Depois do jantar, eu e o Henrique nos encontramos na rua. Os dois de banho tomado, ele com os cabelos lambidos para trás; o meu, tigela, penteado para o lado. Sentamo-nos no meio-fio, em frente à casa dele e, com um graveto, comecei a desenterrar uma tampa de garrafa entre dois paralelepípedos.
– A nossa rua chama Dona Alice – falei, sem tirar os olhos do chão. – A minha casa é a número 14, a sua é a 7.
– É. E Itaim é o nome do bairro – disse ele –, Itaim Bibi. – Depois repetiu: – Bi-bi – como se não acreditasse que aquelas duas sílabas aparentemente inofensivas pudessem ter uma parcela de culpa em nossa infelicidade.
Ficamos um tempo quietos. Raspei a tampinha na guia, para descobrir a marca por trás da terra e da ferrugem – era Pepsi –, e então ele me perguntou se eu sabia o que era um bairro.
– Todo mundo que mora perto, alguma coisa assim.
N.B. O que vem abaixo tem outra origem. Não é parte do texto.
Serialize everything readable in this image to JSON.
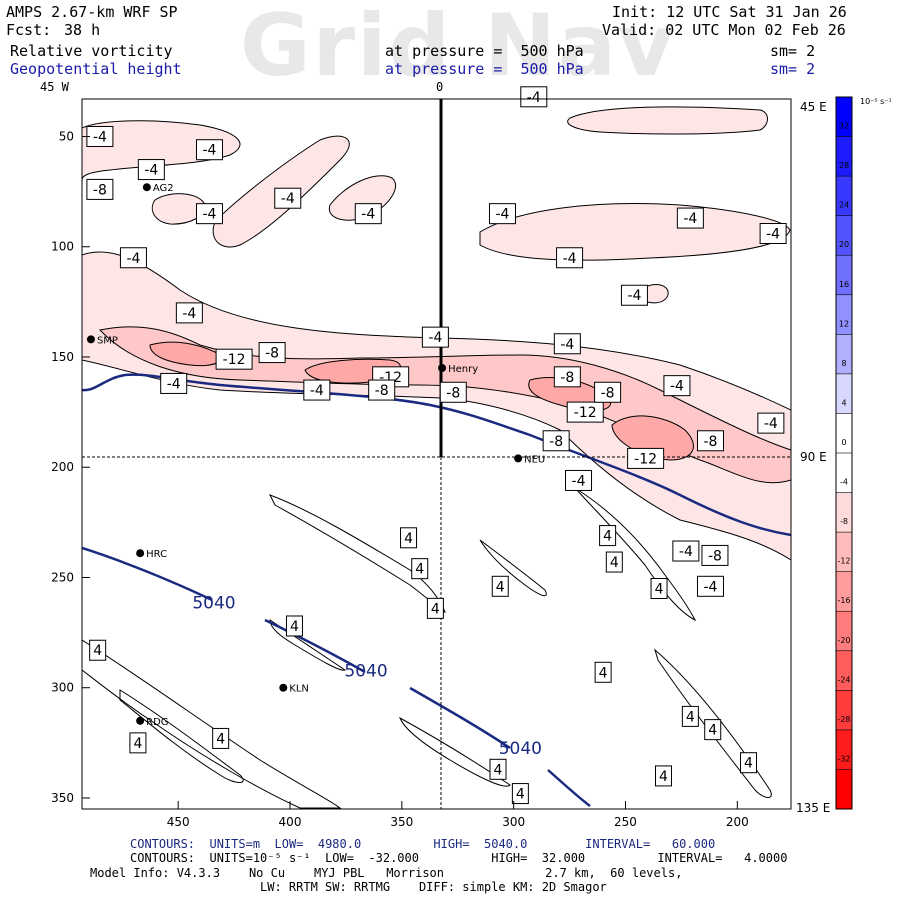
{
  "header": {
    "model": "AMPS 2.67-km WRF SP",
    "fcst_label": "Fcst:",
    "fcst_value": "38 h",
    "init": "Init: 12 UTC Sat 31 Jan 26",
    "valid": "Valid: 02 UTC Mon 02 Feb 26",
    "watermark": "Grid Nav"
  },
  "fields": [
    {
      "name": "Relative vorticity",
      "pressure": "at pressure =  500 hPa",
      "sm": "sm= 2",
      "color": "#000000"
    },
    {
      "name": "Geopotential height",
      "pressure": "at pressure =  500 hPa",
      "sm": "sm= 2",
      "color": "#1a1aa8"
    }
  ],
  "top_labels": {
    "left": "45 W",
    "center": "0"
  },
  "right_labels": {
    "top": "45 E",
    "middle": "90 E",
    "bottom": "135 E"
  },
  "chart_data": {
    "type": "heatmap",
    "x_ticks": [
      450,
      400,
      350,
      300,
      250,
      200
    ],
    "y_ticks": [
      50,
      100,
      150,
      200,
      250,
      300,
      350
    ],
    "xlim": [
      493,
      176
    ],
    "ylim": [
      33,
      355
    ],
    "vorticity_levels": [
      -12,
      -8,
      -4,
      4
    ],
    "vorticity_labels": [
      {
        "v": "-4",
        "x": 485,
        "y": 50
      },
      {
        "v": "-4",
        "x": 436,
        "y": 56
      },
      {
        "v": "-4",
        "x": 462,
        "y": 65
      },
      {
        "v": "-8",
        "x": 485,
        "y": 74
      },
      {
        "v": "-4",
        "x": 401,
        "y": 78
      },
      {
        "v": "-4",
        "x": 436,
        "y": 85
      },
      {
        "v": "-4",
        "x": 365,
        "y": 85
      },
      {
        "v": "-4",
        "x": 470,
        "y": 105
      },
      {
        "v": "-4",
        "x": 445,
        "y": 130
      },
      {
        "v": "-4",
        "x": 335,
        "y": 141
      },
      {
        "v": "-12",
        "x": 425,
        "y": 151
      },
      {
        "v": "-8",
        "x": 408,
        "y": 148
      },
      {
        "v": "-4",
        "x": 452,
        "y": 162
      },
      {
        "v": "-12",
        "x": 355,
        "y": 159
      },
      {
        "v": "-8",
        "x": 327,
        "y": 166
      },
      {
        "v": "-4",
        "x": 388,
        "y": 165
      },
      {
        "v": "-8",
        "x": 359,
        "y": 165
      },
      {
        "v": "-4",
        "x": 291,
        "y": 32
      },
      {
        "v": "-4",
        "x": 305,
        "y": 85
      },
      {
        "v": "-4",
        "x": 221,
        "y": 87
      },
      {
        "v": "-4",
        "x": 184,
        "y": 94
      },
      {
        "v": "-4",
        "x": 275,
        "y": 105
      },
      {
        "v": "-4",
        "x": 246,
        "y": 122
      },
      {
        "v": "-4",
        "x": 276,
        "y": 144
      },
      {
        "v": "-8",
        "x": 276,
        "y": 159
      },
      {
        "v": "-12",
        "x": 268,
        "y": 175
      },
      {
        "v": "-8",
        "x": 258,
        "y": 166
      },
      {
        "v": "-4",
        "x": 227,
        "y": 163
      },
      {
        "v": "-4",
        "x": 185,
        "y": 180
      },
      {
        "v": "-8",
        "x": 281,
        "y": 188
      },
      {
        "v": "-12",
        "x": 241,
        "y": 196
      },
      {
        "v": "-8",
        "x": 212,
        "y": 188
      },
      {
        "v": "-4",
        "x": 271,
        "y": 206
      },
      {
        "v": "4",
        "x": 347,
        "y": 232
      },
      {
        "v": "4",
        "x": 342,
        "y": 246
      },
      {
        "v": "4",
        "x": 306,
        "y": 254
      },
      {
        "v": "4",
        "x": 335,
        "y": 264
      },
      {
        "v": "4",
        "x": 398,
        "y": 272
      },
      {
        "v": "4",
        "x": 486,
        "y": 283
      },
      {
        "v": "4",
        "x": 233,
        "y": 340
      },
      {
        "v": "4",
        "x": 221,
        "y": 313
      },
      {
        "v": "4",
        "x": 307,
        "y": 337
      },
      {
        "v": "4",
        "x": 297,
        "y": 348
      },
      {
        "v": "4",
        "x": 468,
        "y": 325
      },
      {
        "v": "4",
        "x": 431,
        "y": 323
      },
      {
        "v": "4",
        "x": 211,
        "y": 319
      },
      {
        "v": "4",
        "x": 258,
        "y": 231
      },
      {
        "v": "4",
        "x": 255,
        "y": 243
      },
      {
        "v": "4",
        "x": 235,
        "y": 255
      },
      {
        "v": "4",
        "x": 195,
        "y": 334
      },
      {
        "v": "-4",
        "x": 223,
        "y": 238
      },
      {
        "v": "-8",
        "x": 210,
        "y": 240
      },
      {
        "v": "-4",
        "x": 212,
        "y": 254
      },
      {
        "v": "4",
        "x": 260,
        "y": 293
      }
    ],
    "height_labels": [
      {
        "v": "5040",
        "x": 434,
        "y": 264
      },
      {
        "v": "5040",
        "x": 366,
        "y": 295
      },
      {
        "v": "5040",
        "x": 297,
        "y": 330
      }
    ],
    "stations": [
      {
        "name": "AG2",
        "x": 464,
        "y": 73
      },
      {
        "name": "SMP",
        "x": 489,
        "y": 142
      },
      {
        "name": "Henry",
        "x": 332,
        "y": 155
      },
      {
        "name": "NEU",
        "x": 298,
        "y": 196
      },
      {
        "name": "HRC",
        "x": 467,
        "y": 239
      },
      {
        "name": "KLN",
        "x": 403,
        "y": 300
      },
      {
        "name": "RDG",
        "x": 467,
        "y": 315
      }
    ],
    "cross_section_x": 333,
    "cross_section_y": 196
  },
  "colorbar": {
    "unit": "10⁻⁵ s⁻¹",
    "levels": [
      32,
      28,
      24,
      20,
      16,
      12,
      8,
      4,
      0,
      -4,
      -8,
      -12,
      -16,
      -20,
      -24,
      -28,
      -32
    ],
    "colors": [
      "#0000ff",
      "#1c1cff",
      "#3838ff",
      "#5454ff",
      "#7070ff",
      "#9090ff",
      "#b0b0ff",
      "#d8d8ff",
      "#ffffff",
      "#ffffff",
      "#ffdcdc",
      "#ffbcbc",
      "#ff9c9c",
      "#ff7c7c",
      "#ff5c5c",
      "#ff3c3c",
      "#ff1c1c",
      "#ff0000"
    ]
  },
  "footer": {
    "line1": "CONTOURS:  UNITS=m  LOW=  4980.0          HIGH=  5040.0        INTERVAL=   60.000",
    "line2": "CONTOURS:  UNITS=10⁻⁵ s⁻¹  LOW=  -32.000          HIGH=  32.000          INTERVAL=   4.0000",
    "line3": "Model Info: V4.3.3    No Cu    MYJ PBL   Morrison              2.7 km,  60 levels,",
    "line4": "LW: RRTM SW: RRTMG    DIFF: simple KM: 2D Smagor"
  }
}
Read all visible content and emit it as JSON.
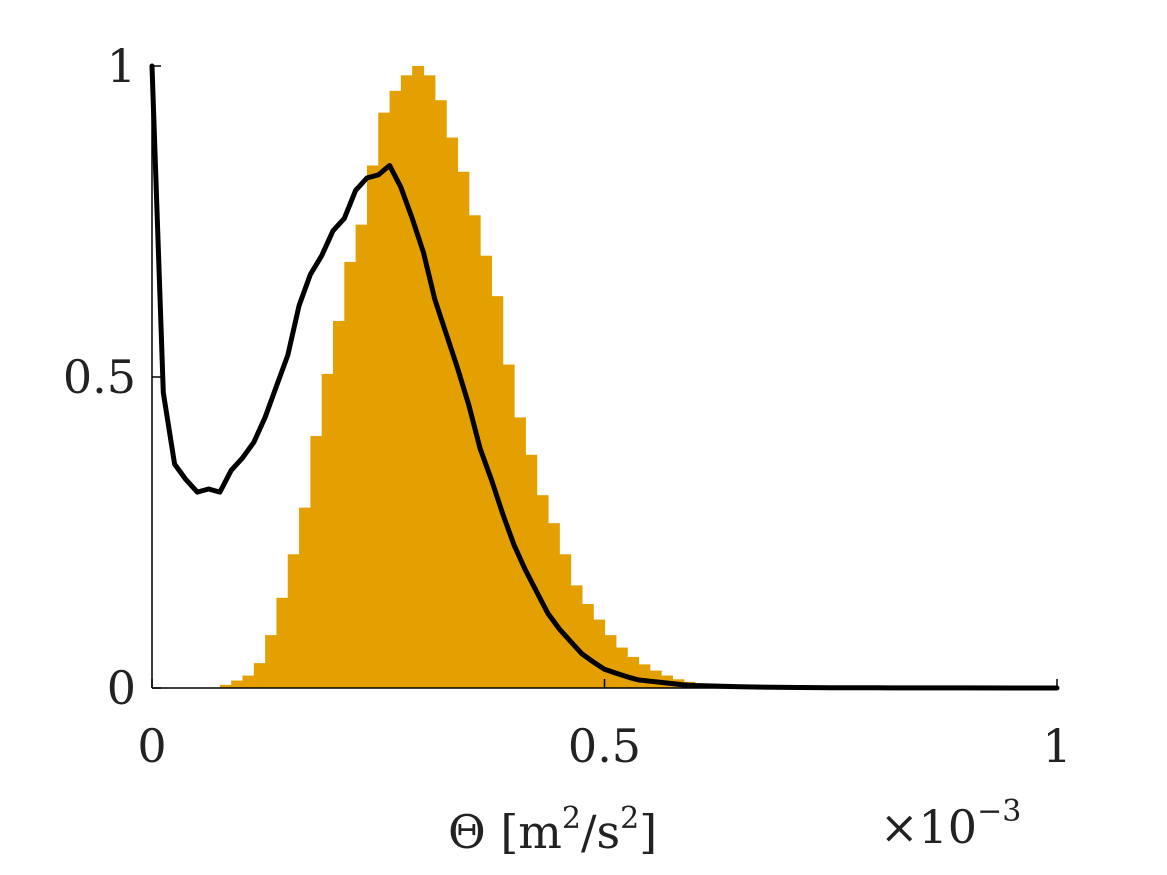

Minha mãe explicou, mas eu não entendi direito.
Devolvi a tampinha à terra e a afundei com o calcanhar.
Passamos boa parte das tardes daquele ano no quarto da mãe do Henrique, de bruços, no grande colchão d’água, os olhos vidrados na tevê e o telefone na mão, mas só deu ocupado.
(Publicado na Revista Piauí em julho de 2013)
No texto acima, Antonio Prata aparentemente tem como fio condutor memórias de infância. Não sabemos ao certo se são suas, emprestadas, verídicas, inventadas ou tudo isso ao mesmo tempo, mas fato é que se deslocam em direção à infância.
Vamos nos utilizar também deste recurso?
Peça para os alunos que visitem suas memórias ou se apropriem das de outrem e misturando ficção e realidade construam uma narrativa curta, a exemplo do autor citado.